Fomos ensinados oralmente sobre a Palavra de Deus, mas por não termos estudos bíblicos, muitas características doutrinárias foram usurpadas e certo legalismo foi implantado dentro da igreja. Há entre muitos membros um sentimento que nossa igreja “é a graça de Deus na terra”, sentimento este que já foi maior e vem pouco-a-pouco diminuindo, graças a Deus.

Como hoje sou líder dentro da minha comunidade, muitas vezes tenho me deparado com problemas. Como pregar a verdade da Palavra de Deus se os costumes arraigados na nossa igreja são diferentes e que líderes acima de mim são ferrenhos defensores?

Tenho tomado cuidado para não criar problemas. De um lado quero que a verdadeira mensagem de Deus chegue a todos na minha comunidade e os transforme (como eu me sinto transformado), mas se o fizer de maneira impactante, penso que poderei ser repreendido e meu maior medo é que em caso algo ocorra comigo, possa haver alguma divisão na igreja. Meu maior medo é causar divisão e que os mais débeis na fé venham a apostatar por minha causa.

Se Deus te fizer sentir de me dar algum conselho, estou pronto para escutar. Caso contrário, ore por mim.

Deus te ilumine e encoraje cada vez mais na fé em Cristo.

Henrique

Regina Farias disse...

Pastor Alan,

Simples e claro!

A tal da resistência é que é o xis da questão.

Valeu pelo texto.

Abs,

R.

Bárbara Helen disse...

Estava pensando esta semana justamente sobre a verdade! A verdade que poucos conseguem encontrar e que muitos procuram, mas acabam se perdendo pelo meio do caminho. Digo isto em relação a tantos acadêmicos que buscam a verdade mas nunca a encontram, dedicam suas vidas em busca da verdade, e alguns até ficam loucos, perdem o juízo, ou se tornam alienados ao mundo em sua volta, quando vão em busca da Verdade. Estava pensando ontem sobre o propósito pelo qual pessoas assim dedicam (ou perdem) suas vidas em busca de uma verdade! Então descobri que existem duas coisas imprescindiveis para não se perder pelo caminho e para não se perder a vida nesta busca: Primeiro ter o motivo certo e segundo ter o alvo certo! Assim a busca tem mais sentido e a verdade quando encontrada não deixará duvidas. O alvo certo é Cristo, é Deus, o motivo certo o amor. Porque, o que somos nós sem Deus? E o que é nossa vida se vivermos apenas para nós mesmos? Mas com Deus e com amor, sendo que Deus é amor, poderemos ter uma vida plena e verdadeira. Por que se não há verdade, não há história, não há sentido, não há vida!

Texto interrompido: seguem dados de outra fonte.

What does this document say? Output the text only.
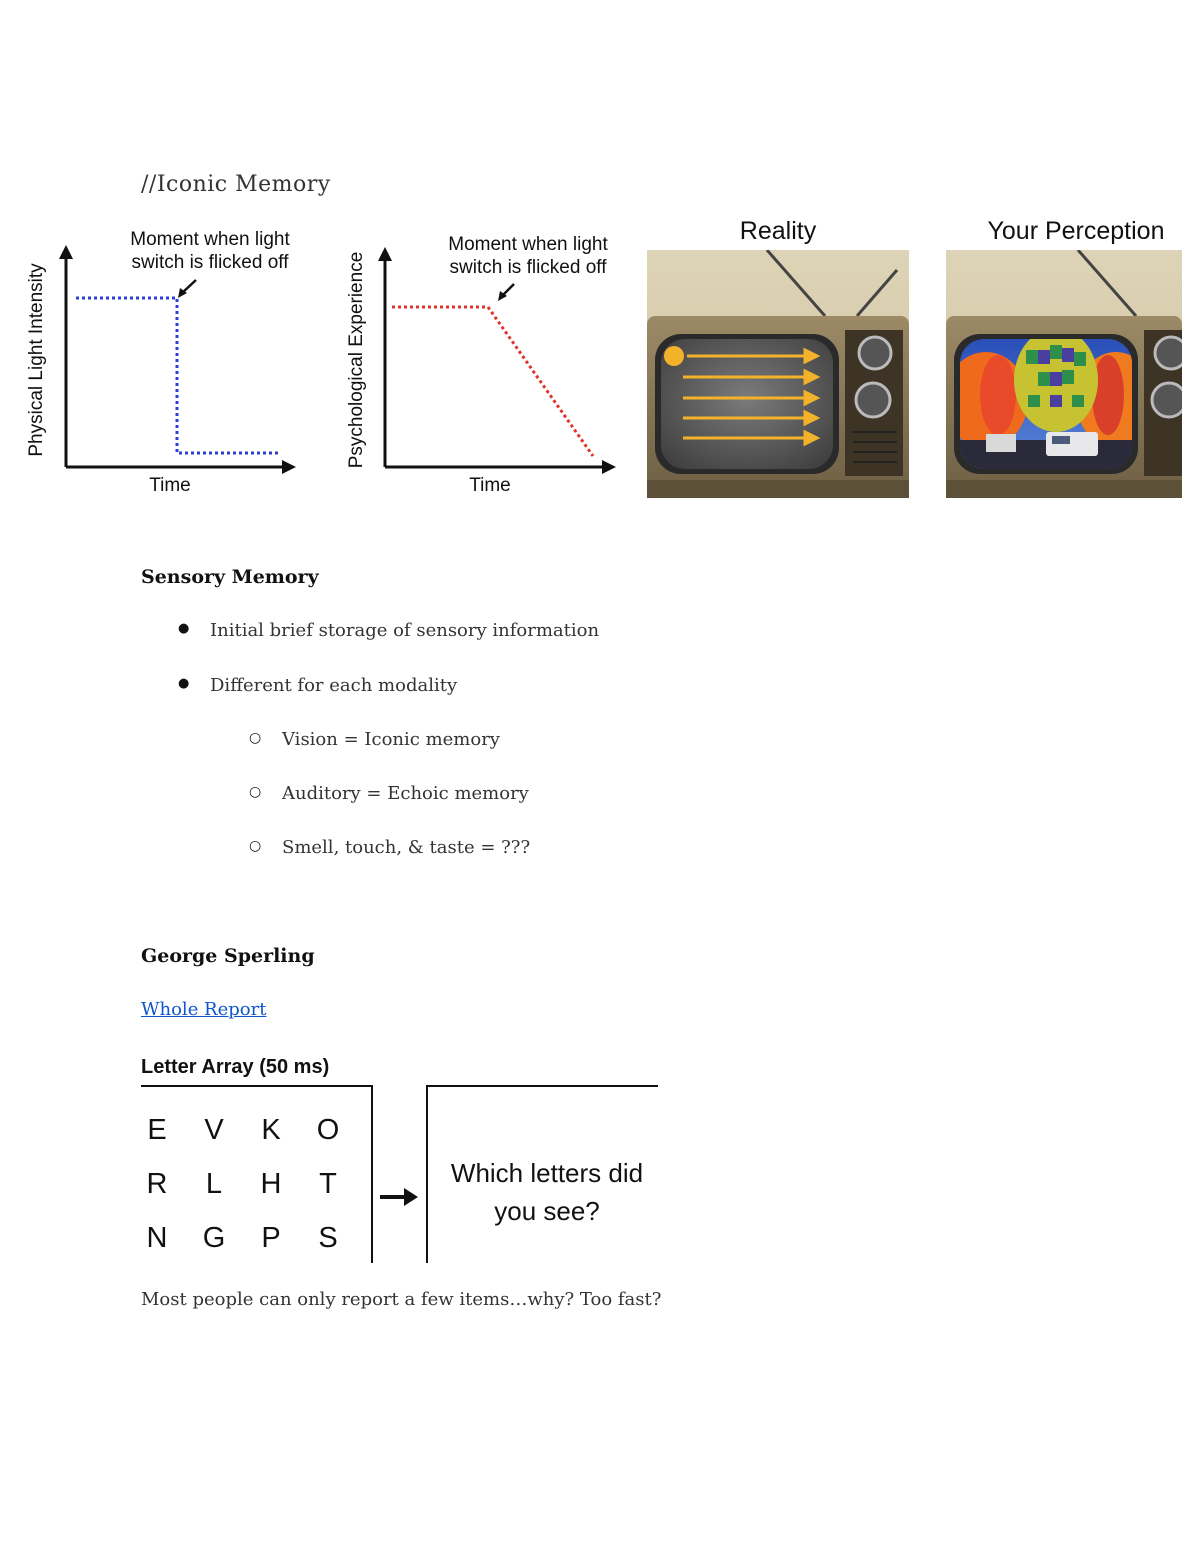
//Iconic Memory
Moment when light
switch is flicked off
Time
Physical Light Intensity
Moment when light
switch is flicked off
Time
Psychological Experience
Reality	Your Perception
Sensory Memory
● Initial brief storage of sensory information
● Different for each modality
○ Vision = Iconic memory
○ Auditory = Echoic memory
○ Smell, touch, & taste = ???
George Sperling
Whole Report
Letter Array (50 ms)
E	V	K	O
R	L	H	T
N	G	P	S
Which letters did
you see?
Most people can only report a few items…why? Too fast?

Busquemos a Verdade pela qual vale a pena darmos nossas vidas, perdermos pessoas que amamos tentando ganha-lás, e negarmos nossos próprios sonhos e planos em prol dela!

Porque assim Jesus disse: "Eu sou o caminho, a verdade e a vida, nimguém vem ao Pai, senão por mim!" Jo 14:6

Tudo de Deus pra todos!

Rosimary Vasconcelos disse...

Graça e paz Pr.Alan,fiquei muito contente com este texto,mesmo porque como o senhor mesmo sabe passei por tudo isto,realmente o mais difícil é ter que tomar uma decisão,pois sabemos que o preço pode ser altíssimo,mas mesmo assim fico com o Salmo que diz que mesmo em prejuízo próprio não volta atrás,a frase que me chamou mais a atenção foi no final do texto quando o senhor diz que não podemos trair nossa consciência,pois eu disse essa frase mil vezes ao meu antigo pastor,pena que ele não entendeu.....e o preço que pagamos foi bem alto....continue escrevendo e alertando sobre a verdade,pois os verdadeiramente salvos ouvirão e acordão para a realidade,fica com Deus.

DE BONIS, Debora disse...

Perfeito. Eu mudei de rumo e estou pagando o preço, mas não queria voltar a ser o que era jamais. Não troco o que estou vivendo por nada. O preço é alto, mas vale a pena. Antes eu ganhava tapinha nas costas, mas evangelho com tapinha nas costas tem alguma coisa errada.